Friends, wherever you are right now is a holy place. You are in the presence of God! And you might not realize it, but YOU are a House for God because the Holy Spirit lives in you. In this life of worship that we lead, we are continually on a journey of faith. We each have a path that has been made for us. We just need the courage to walk it.
We all have stuff behind us in our past. A friend of mine calls it “baggage.” The older we get, the more baggage we have. Jacob had lots of baggage—a brother that he fought with and deceived, tricked him when he was tired and hungry into giving away his birthright for bread and lentil stew. He has lied to his father and deceived him, as well, stealing the blessing that belonged to Esau. He has guilt, fear, remorse, perhaps, and definitely sadness at all he has lost because of his actions. As a mother, I keep thinking about poor Rebekah, who loves him so much, and now her favorite son must leave and never return. How her heart must be aching—and Jacob has caused this grief.
Only a gracious and loving God could take this mess of Jacob’s life and use him and his offspring to be a blessing for all the families of the earth. Only a gracious and loving God could take this mess in our world right now and use us with all our baggage to bring about his glorious purposes.
The God who can and will complete a good work in us in Jesus Christ is waiting for us right now to come to Him, right where we are, and be still and know. This is the Lord who is with us always, even to the end of the age. The God in whom we live and move and have our being. This is the God who wants us to seek Him, who promises to be found, when we search for Him with all our heart. The God who gives dreams and visions to ordinary folks like Jacob and you and me, stirring us to respond with awe and wonder, “Surely the Lord is in this place and we didn’t even know it.”
This God is speaking to us now, saying, “Know that I am with you and will keep you wherever you go.”
Let us pray.
Holy One, we live in a broken world and struggle with our weaknesses, our baggage. Make your presence known to us as we seek you with all our heart. Grant us your vision for a brighter tomorrow. Help us to be bearers of hope and share the good news of your love and grace, revealed in Jesus Christ.

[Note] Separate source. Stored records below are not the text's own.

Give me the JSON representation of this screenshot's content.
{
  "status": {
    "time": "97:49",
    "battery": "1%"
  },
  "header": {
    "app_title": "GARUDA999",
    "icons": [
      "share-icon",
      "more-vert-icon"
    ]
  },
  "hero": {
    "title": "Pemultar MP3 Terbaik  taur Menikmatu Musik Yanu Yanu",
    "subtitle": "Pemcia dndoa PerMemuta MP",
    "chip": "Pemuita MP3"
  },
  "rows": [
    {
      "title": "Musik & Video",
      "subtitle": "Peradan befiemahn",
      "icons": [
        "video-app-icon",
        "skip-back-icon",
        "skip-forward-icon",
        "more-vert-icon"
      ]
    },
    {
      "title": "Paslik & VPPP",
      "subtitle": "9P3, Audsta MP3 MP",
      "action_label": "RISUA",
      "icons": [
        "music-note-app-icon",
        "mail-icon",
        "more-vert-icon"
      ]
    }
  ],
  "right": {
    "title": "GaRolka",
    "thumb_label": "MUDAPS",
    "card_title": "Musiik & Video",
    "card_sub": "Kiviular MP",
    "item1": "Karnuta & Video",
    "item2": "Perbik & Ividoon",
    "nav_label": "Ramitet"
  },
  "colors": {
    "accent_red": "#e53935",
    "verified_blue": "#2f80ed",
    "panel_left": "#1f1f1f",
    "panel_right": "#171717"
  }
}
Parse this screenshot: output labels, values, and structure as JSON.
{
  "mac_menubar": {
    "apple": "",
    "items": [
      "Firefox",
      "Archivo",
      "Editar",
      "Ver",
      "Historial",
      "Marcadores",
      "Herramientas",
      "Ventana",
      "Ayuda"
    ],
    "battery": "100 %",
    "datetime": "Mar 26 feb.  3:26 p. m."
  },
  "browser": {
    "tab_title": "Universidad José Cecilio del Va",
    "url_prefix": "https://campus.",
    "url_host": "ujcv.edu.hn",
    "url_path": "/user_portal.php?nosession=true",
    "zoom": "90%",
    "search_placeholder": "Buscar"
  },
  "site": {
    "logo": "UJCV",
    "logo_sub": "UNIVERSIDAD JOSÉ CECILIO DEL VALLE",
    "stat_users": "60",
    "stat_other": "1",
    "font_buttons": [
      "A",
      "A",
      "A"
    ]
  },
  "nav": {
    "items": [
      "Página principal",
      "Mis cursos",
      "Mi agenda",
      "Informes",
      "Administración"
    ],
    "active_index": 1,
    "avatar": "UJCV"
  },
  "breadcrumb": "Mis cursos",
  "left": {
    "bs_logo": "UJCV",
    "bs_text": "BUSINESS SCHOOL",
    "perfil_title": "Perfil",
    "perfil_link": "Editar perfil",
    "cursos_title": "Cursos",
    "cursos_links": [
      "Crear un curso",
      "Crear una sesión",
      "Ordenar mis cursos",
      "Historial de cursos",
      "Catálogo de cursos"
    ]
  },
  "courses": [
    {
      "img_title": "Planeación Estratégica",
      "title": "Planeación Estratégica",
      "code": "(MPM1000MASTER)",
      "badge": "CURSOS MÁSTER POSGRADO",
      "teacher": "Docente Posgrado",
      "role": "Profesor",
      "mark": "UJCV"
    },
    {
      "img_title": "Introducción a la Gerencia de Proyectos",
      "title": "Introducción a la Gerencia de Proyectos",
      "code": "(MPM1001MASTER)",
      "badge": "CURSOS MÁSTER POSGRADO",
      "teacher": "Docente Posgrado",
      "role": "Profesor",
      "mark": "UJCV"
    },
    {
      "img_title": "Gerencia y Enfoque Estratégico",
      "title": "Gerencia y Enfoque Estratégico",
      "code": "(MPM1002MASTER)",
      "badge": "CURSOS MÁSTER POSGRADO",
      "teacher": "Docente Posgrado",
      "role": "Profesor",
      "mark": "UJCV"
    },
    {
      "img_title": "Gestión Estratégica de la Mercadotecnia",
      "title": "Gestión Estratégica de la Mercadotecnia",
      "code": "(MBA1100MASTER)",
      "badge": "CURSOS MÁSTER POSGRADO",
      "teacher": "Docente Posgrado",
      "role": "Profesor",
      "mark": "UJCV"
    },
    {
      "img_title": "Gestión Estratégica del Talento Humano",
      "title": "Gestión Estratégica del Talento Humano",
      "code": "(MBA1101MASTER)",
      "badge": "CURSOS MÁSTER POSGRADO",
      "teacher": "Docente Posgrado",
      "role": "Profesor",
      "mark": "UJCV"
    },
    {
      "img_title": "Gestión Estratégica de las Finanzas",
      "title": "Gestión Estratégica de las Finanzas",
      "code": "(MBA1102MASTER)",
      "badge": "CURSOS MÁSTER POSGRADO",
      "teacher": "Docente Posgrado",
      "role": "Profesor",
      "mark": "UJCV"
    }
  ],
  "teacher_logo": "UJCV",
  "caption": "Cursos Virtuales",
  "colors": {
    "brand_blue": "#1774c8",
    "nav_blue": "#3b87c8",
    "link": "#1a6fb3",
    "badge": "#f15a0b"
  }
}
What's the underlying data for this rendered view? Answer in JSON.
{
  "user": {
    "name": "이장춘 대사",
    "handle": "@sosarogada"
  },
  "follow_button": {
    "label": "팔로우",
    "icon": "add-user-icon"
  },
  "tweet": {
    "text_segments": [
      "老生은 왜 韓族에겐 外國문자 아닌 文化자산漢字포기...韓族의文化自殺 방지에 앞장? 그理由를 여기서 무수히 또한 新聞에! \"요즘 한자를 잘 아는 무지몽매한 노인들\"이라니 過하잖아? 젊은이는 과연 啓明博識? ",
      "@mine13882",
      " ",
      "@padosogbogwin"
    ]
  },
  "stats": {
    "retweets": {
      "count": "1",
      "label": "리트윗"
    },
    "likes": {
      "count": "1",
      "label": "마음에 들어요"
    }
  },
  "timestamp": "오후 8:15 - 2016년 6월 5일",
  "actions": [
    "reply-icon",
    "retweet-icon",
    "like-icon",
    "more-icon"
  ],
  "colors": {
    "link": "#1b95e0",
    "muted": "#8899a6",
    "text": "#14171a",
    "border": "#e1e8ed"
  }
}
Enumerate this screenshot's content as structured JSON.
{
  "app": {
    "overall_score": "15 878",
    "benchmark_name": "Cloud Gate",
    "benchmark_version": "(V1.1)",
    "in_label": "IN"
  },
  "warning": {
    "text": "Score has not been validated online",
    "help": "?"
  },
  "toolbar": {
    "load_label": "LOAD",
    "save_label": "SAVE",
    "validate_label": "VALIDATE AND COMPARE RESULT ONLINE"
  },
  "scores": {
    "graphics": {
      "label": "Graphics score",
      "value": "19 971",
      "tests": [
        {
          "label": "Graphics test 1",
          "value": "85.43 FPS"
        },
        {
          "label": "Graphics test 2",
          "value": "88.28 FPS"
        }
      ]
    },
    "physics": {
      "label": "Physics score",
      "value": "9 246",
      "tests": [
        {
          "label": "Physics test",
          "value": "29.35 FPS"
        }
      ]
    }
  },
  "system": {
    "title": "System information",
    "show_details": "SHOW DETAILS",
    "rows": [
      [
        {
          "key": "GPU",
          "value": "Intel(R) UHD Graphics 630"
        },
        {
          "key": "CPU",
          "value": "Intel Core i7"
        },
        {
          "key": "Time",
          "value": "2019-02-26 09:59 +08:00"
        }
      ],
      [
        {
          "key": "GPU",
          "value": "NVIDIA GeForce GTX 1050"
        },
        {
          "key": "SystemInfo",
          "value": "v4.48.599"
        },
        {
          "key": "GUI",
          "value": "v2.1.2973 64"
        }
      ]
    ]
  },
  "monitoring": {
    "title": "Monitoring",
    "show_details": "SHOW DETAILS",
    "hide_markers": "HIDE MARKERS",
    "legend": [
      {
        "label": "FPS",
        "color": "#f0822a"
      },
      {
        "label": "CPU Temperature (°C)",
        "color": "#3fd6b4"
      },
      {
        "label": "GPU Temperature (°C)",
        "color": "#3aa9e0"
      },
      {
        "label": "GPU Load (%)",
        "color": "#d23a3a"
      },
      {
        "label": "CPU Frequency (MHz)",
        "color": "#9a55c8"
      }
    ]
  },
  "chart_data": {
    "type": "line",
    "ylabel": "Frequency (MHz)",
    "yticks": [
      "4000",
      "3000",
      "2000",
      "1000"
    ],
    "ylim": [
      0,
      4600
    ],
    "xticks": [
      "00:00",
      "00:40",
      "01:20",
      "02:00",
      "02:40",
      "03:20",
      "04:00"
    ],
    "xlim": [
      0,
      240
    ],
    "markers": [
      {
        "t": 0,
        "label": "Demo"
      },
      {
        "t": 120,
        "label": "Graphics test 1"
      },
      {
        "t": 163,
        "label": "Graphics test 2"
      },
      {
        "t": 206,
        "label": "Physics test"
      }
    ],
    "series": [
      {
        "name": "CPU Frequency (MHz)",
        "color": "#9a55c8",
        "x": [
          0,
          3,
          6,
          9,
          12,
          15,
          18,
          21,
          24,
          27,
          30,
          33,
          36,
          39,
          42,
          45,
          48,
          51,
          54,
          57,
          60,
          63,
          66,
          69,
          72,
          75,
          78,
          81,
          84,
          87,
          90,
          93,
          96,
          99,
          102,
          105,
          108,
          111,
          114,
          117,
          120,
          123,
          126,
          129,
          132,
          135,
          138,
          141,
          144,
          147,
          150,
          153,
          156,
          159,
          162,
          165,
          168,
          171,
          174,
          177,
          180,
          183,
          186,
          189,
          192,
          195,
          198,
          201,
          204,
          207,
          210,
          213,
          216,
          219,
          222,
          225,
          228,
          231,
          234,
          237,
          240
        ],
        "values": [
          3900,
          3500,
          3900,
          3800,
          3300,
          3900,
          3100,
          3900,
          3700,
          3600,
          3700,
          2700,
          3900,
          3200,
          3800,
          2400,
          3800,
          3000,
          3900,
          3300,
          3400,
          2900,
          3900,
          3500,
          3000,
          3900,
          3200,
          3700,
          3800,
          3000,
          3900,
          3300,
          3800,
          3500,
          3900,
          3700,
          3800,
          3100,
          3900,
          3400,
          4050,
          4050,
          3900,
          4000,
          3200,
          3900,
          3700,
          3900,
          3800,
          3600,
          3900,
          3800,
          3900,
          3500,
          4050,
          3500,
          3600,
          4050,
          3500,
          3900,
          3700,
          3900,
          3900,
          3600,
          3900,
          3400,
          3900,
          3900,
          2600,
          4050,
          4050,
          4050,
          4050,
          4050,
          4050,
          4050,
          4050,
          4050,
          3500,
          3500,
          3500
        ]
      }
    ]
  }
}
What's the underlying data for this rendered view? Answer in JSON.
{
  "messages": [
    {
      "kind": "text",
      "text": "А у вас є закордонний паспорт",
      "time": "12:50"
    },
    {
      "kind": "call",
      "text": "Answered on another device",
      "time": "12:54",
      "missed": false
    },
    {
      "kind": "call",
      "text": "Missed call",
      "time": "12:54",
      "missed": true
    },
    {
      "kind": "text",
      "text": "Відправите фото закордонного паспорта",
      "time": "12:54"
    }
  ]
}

Speak to us so that we can hear you, know your will and obey. Give us strength to walk by faith on your righteous path, though the journey may be uncomfortable, at times, and we may feel lost and alone. Remind us that our every breath comes from you. Every hair on our head is counted by you. Only you know the number of our days and every word we are going to say. Thank you for your love and promise to keep us wherever we go. In Christ we pray. Amen.